After I've gathered my sources, I pull out usable quotes, cite them, and distribute them among the sections of the assignment. Over the years, I've refined ways of stretching papers. I can write a four-word sentence in 40 words. Just give me one phrase of quotable text, and I'll produce two pages of ponderous explanation. I can say in 10 pages what most normal people could say in a paragraph."

This sounds terribly familiar.  I've been spending good chunks of this semester interviewing and observing students while they are doing their research, and the first stop for many is Google, the second stop, Wikipedia.  When they tell me they go to Wikipedia, they also tell me, "just for a start," and "I know professors don't like it, but I just want to get a sense for what is out there."  I suppose the technical term for what they are doing with Wikipedia is a browse, but they can also (and do also) browse on Google, and, for that matter, on the library's website.

Many of our student profess to never going into the library, either.  Or at least, to never using the library's resources.  "I can find everything I need online," is an oft-expressed sentiment.  When I ask what "online" means (because there's an awful lot from Atkins available online these days), they clarify:  "Google."  They get to articles via Google, they find books on Google books, and they also find (and use) information in a variety of websites (mostly .edu or .org sites, because many were taught at one point that the URL suffix can be one hint as to a website's reliability).
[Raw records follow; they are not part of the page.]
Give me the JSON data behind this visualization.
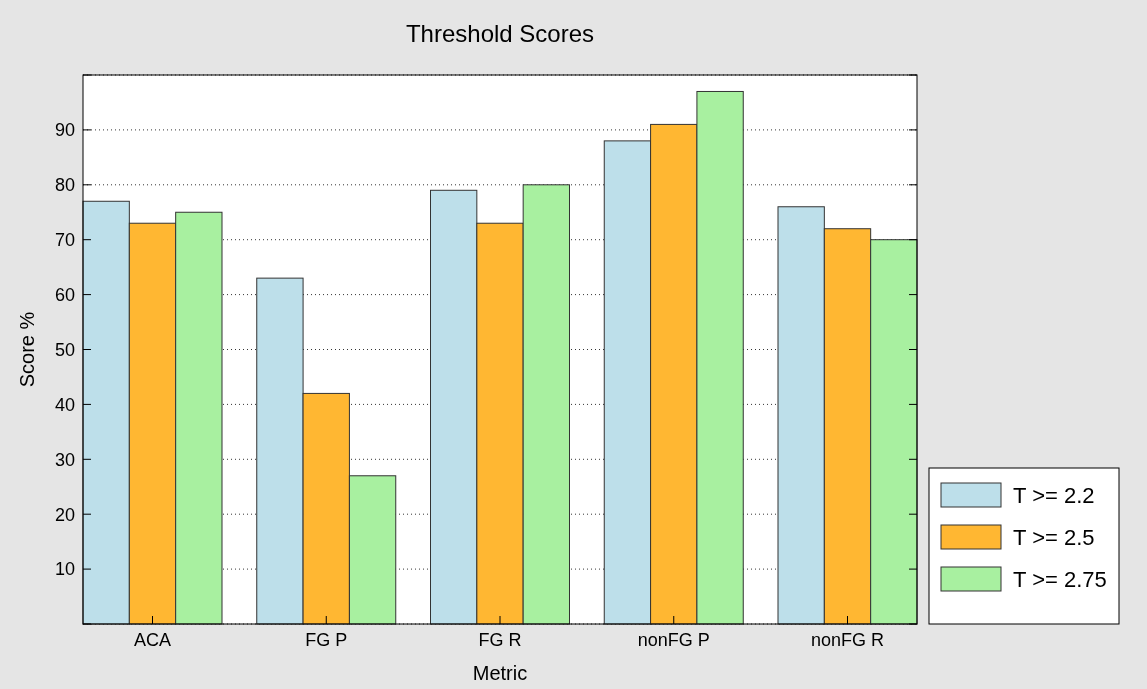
{
  "chart_data": {
    "type": "bar",
    "title": "Threshold Scores",
    "xlabel": "Metric",
    "ylabel": "Score %",
    "categories": [
      "ACA",
      "FG P",
      "FG R",
      "nonFG P",
      "nonFG R"
    ],
    "series": [
      {
        "name": "T >= 2.2",
        "color": "#bddfea",
        "values": [
          77,
          63,
          79,
          88,
          76
        ]
      },
      {
        "name": "T >= 2.5",
        "color": "#ffb732",
        "values": [
          73,
          42,
          73,
          91,
          72
        ]
      },
      {
        "name": "T >= 2.75",
        "color": "#a8f0a0",
        "values": [
          75,
          27,
          80,
          97,
          70
        ]
      }
    ],
    "ylim": [
      0,
      100
    ],
    "yticks": [
      {
        "value": 0,
        "label": null
      },
      10,
      20,
      30,
      40,
      50,
      60,
      70,
      80,
      90,
      {
        "value": 100,
        "label": null
      }
    ],
    "grid": "y",
    "legend": "bottom right"
  }
}
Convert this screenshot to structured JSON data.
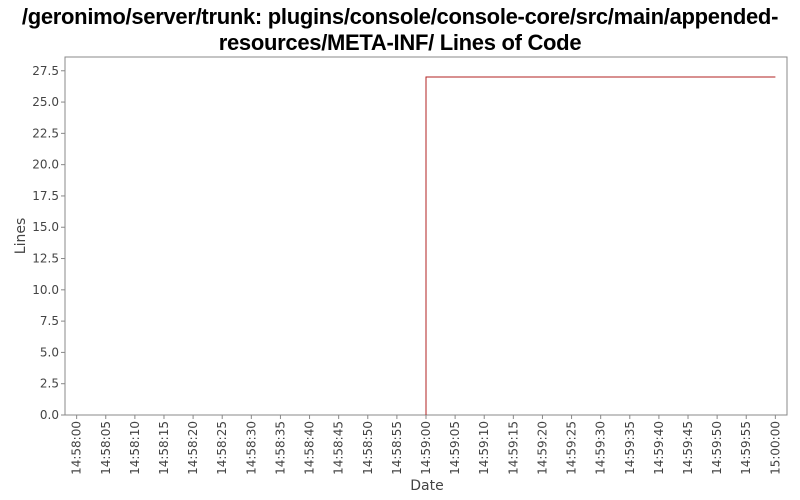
{
  "chart_data": {
    "type": "line",
    "title_line1": "/geronimo/server/trunk: plugins/console/console-core/src/main/appended-",
    "title_line2": "resources/META-INF/ Lines of Code",
    "xlabel": "Date",
    "ylabel": "Lines",
    "ylim": [
      0,
      28.6
    ],
    "yticks": [
      0.0,
      2.5,
      5.0,
      7.5,
      10.0,
      12.5,
      15.0,
      17.5,
      20.0,
      22.5,
      25.0,
      27.5
    ],
    "ytick_labels": [
      "0.0",
      "2.5",
      "5.0",
      "7.5",
      "10.0",
      "12.5",
      "15.0",
      "17.5",
      "20.0",
      "22.5",
      "25.0",
      "27.5"
    ],
    "xlim": [
      "14:57:58",
      "15:00:02"
    ],
    "xtick_labels": [
      "14:58:00",
      "14:58:05",
      "14:58:10",
      "14:58:15",
      "14:58:20",
      "14:58:25",
      "14:58:30",
      "14:58:35",
      "14:58:40",
      "14:58:45",
      "14:58:50",
      "14:58:55",
      "14:59:00",
      "14:59:05",
      "14:59:10",
      "14:59:15",
      "14:59:20",
      "14:59:25",
      "14:59:30",
      "14:59:35",
      "14:59:40",
      "14:59:45",
      "14:59:50",
      "14:59:55",
      "15:00:00"
    ],
    "grid": false,
    "series": [
      {
        "points": [
          {
            "x": "14:59:00",
            "y": 0
          },
          {
            "x": "14:59:00",
            "y": 27
          },
          {
            "x": "15:00:00",
            "y": 27
          }
        ],
        "color": "#b22222"
      }
    ]
  }
}
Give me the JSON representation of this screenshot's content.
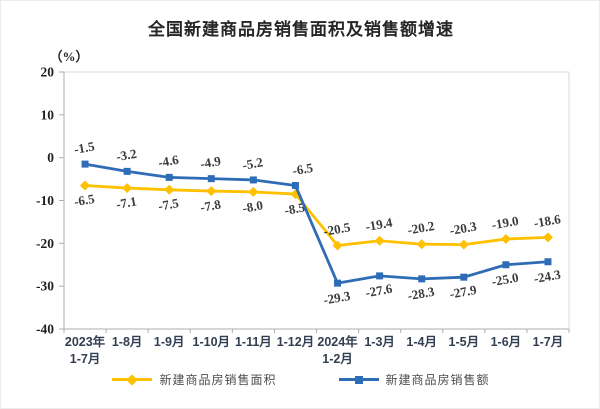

Some, but not all, students realize that the articles they get to via Google are actually available because of the Atkins library (that is, we pay for access, so that you can get to them).  Some, but not all students, realize that there are books in Atkins that could be helpful to them in the stacks.  Some, but not all students, are aware that websites are not ideal sources for research papers.

When professors insist, students seek out books.  When professors insist, students seek out peer-reviewed journal articles.  In the absence of that insistence--and sometimes, even in the presence of that insistence--students do the work that is expedient.  They find good-enough sources, and write good-enough papers.

When do students do better than "good enough?"  When they are working for a class they love, especially one in their major.  When they are the kind of student who will go onto graduate school, because they love the process of research.  When they are returning students, who have a very clear idea why they are at a university, and so want to get the best out of their experiences there.

If students are in a required class, a class they perceive to be a hoop they need to jump through to get to the next thing they would like to do, then they will do "good enough" work.

And if they don't see the point in doing the work at all, or if they are completely overwhelmed and don't know where to begin to start the work themselves, they might turn to someone like the "Shadow Scholar."